Richard Beeston: Analysis
When US forces burst into a villa and arrested five Iranian men in the northern Iraqi city of Arbil this year, they may have set in motion a chain of events that led directly to the abduction of 15 British servicemen in the northern Gulf last week.
While the British and Iranian governments argue about whether the sailors and Marines were in Iraqi or Iranian waters at the time of their capture, privately there is acknowledgement that their fate is bound closely to that of the Iranian captives.
As part of a campaign to crack down on Iranian influence in Iraq, President Bush ordered US forces to root out Iranian agents suspected of arming and funding Iraqi Shia militias. The Iranian liaison office in the Iraqi Kurdish region was an obvious choice. When US troops stormed the building they found Iranians trying to flush fake documents down the lavatory. All five were allegedly members of the al-Quds unit of the Iranian Revolutionary Guards Corps. The unit is responsible for promoting the Iranian revolution abroad by assisting militant groups with funding, training and arms.
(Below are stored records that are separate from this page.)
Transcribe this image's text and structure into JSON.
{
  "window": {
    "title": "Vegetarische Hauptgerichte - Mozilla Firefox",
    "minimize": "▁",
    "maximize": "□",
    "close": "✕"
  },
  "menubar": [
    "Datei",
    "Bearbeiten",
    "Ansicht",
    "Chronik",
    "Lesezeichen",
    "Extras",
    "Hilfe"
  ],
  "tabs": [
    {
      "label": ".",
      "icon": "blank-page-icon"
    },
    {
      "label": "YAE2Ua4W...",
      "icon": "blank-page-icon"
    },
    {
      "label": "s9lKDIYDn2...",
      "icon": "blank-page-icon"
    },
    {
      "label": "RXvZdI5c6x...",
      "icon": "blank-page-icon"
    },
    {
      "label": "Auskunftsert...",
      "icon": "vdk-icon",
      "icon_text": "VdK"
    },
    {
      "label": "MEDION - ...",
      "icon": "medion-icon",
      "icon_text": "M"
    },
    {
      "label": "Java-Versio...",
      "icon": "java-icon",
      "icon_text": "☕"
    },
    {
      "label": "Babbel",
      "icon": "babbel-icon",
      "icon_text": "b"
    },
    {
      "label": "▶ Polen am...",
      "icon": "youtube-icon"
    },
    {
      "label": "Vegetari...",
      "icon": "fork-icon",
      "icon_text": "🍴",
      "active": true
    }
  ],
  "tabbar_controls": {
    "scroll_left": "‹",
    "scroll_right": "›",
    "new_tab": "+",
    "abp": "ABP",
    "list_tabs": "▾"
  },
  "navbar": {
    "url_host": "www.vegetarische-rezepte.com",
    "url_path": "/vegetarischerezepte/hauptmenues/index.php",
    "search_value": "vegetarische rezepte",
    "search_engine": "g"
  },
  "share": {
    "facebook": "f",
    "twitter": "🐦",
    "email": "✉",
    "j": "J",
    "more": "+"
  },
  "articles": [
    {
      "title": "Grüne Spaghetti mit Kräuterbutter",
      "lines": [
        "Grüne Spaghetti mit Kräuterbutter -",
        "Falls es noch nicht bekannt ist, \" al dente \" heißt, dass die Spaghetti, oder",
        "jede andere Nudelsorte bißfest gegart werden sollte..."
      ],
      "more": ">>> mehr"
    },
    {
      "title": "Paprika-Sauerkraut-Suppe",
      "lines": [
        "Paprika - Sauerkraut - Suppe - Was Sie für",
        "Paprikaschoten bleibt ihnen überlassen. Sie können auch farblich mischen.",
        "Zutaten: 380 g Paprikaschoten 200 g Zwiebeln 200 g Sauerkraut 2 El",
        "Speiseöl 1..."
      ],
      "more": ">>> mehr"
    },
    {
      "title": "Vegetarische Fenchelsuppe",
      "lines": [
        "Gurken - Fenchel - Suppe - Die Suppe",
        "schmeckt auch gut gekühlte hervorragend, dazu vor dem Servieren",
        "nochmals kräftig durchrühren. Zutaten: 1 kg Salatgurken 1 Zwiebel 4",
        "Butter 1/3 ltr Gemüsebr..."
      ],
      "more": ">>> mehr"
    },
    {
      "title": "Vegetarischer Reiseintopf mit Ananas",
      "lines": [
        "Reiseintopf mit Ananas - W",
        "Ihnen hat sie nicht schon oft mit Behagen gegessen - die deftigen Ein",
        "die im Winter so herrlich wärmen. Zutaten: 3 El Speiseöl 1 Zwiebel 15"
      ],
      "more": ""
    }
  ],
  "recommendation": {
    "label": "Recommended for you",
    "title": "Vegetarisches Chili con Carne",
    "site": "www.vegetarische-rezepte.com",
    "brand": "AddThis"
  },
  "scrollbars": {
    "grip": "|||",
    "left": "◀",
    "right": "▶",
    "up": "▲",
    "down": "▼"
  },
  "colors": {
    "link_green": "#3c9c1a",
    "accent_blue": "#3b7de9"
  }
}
Iranian officials speculated that the way to win the freedom of their comrades was to capture American or British soldiers and arrange a prisoner swap. Reza Faker, a writer for the Revolutionary Guards’ newspaper Subhi Sadek, said: “We have the ability to capture a nice bunch of blue-eyed blond-haired officers and feed them to our fighting cocks.” Reza Zakeri, of President Ahmadinejad’s office, said that capturing a Western soldier was easier than acquiring a cheaply made Chinese product.